Parkinson earned a Bachelor of Science degree in General Engineering at the U.S. Naval Academy and a Master of Science in Aeronautics and Astronautics at MIT. His doctorate is in Aeronautics and Astronautics from Stanford. He served as head of the Department of Astronautics and Computer Science at the U.S. Air Force Academy.

He logged more than 150 hours of combat missions in Southeast Asia. He served in the Air Force 1957 to 1978, retiring as a colonel. Among his military awards are the Bronze Star, Legion of Merit, Meritorious Service Medal, Air Medals and a Presidential Unit Citation.
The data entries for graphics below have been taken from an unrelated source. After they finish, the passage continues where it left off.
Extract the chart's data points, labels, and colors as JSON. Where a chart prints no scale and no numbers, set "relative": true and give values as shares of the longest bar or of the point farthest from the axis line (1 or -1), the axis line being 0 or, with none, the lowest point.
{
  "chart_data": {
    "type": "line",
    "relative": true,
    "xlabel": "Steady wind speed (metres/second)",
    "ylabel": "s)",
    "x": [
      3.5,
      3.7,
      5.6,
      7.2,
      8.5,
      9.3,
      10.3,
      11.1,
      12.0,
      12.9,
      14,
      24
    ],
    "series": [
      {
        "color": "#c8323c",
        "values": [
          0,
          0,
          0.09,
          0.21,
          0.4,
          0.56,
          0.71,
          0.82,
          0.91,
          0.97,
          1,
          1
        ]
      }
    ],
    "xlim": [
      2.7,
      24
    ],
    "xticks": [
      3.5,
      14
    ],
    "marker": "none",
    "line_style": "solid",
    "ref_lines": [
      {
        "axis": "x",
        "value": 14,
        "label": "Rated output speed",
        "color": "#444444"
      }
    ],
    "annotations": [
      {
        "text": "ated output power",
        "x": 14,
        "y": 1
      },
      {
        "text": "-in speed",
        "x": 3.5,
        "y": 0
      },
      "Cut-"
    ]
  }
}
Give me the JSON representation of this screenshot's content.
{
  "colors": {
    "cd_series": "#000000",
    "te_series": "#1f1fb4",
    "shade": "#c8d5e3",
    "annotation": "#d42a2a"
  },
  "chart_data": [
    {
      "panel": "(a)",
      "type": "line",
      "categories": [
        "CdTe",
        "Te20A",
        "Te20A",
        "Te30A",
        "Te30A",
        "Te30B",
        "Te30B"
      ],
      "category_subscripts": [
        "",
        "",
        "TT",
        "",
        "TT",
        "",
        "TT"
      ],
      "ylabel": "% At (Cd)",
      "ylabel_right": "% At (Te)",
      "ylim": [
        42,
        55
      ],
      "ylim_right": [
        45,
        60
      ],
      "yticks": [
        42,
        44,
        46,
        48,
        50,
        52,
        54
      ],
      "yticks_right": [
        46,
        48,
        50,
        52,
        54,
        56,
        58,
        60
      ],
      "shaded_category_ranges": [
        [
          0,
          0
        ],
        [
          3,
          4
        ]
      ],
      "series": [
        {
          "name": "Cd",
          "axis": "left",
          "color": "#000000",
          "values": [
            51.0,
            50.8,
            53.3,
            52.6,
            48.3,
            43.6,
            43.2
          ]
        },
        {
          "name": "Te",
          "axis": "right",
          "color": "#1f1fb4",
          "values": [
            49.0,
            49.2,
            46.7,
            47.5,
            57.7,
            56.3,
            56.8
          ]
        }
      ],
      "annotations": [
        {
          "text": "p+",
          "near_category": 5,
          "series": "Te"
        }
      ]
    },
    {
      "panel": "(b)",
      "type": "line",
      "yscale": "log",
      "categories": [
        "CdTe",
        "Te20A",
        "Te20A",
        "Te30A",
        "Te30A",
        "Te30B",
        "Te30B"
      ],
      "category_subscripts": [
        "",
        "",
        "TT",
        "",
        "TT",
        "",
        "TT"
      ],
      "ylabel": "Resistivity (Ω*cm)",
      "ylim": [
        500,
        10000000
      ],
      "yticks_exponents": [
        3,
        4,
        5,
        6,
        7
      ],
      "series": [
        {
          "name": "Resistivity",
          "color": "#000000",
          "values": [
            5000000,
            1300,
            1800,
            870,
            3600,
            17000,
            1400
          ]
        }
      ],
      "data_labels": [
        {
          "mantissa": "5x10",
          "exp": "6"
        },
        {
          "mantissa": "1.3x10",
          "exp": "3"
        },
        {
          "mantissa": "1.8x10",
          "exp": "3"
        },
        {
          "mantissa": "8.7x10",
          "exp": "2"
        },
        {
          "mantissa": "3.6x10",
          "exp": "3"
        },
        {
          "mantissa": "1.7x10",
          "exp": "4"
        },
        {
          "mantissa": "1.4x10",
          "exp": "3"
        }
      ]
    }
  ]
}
In his last Air Force assignment, he directed the effort to define a new satellite-based navigation system, which became the Global Positioning System. He helped design the system, which was approved by DOD in 1973. He then formed and ran the NavStar GPS Joint Program Office. The program developed the GPS satellites, ground systems, user equipment and an extensive test program, which validated the performance of the new world-wide system.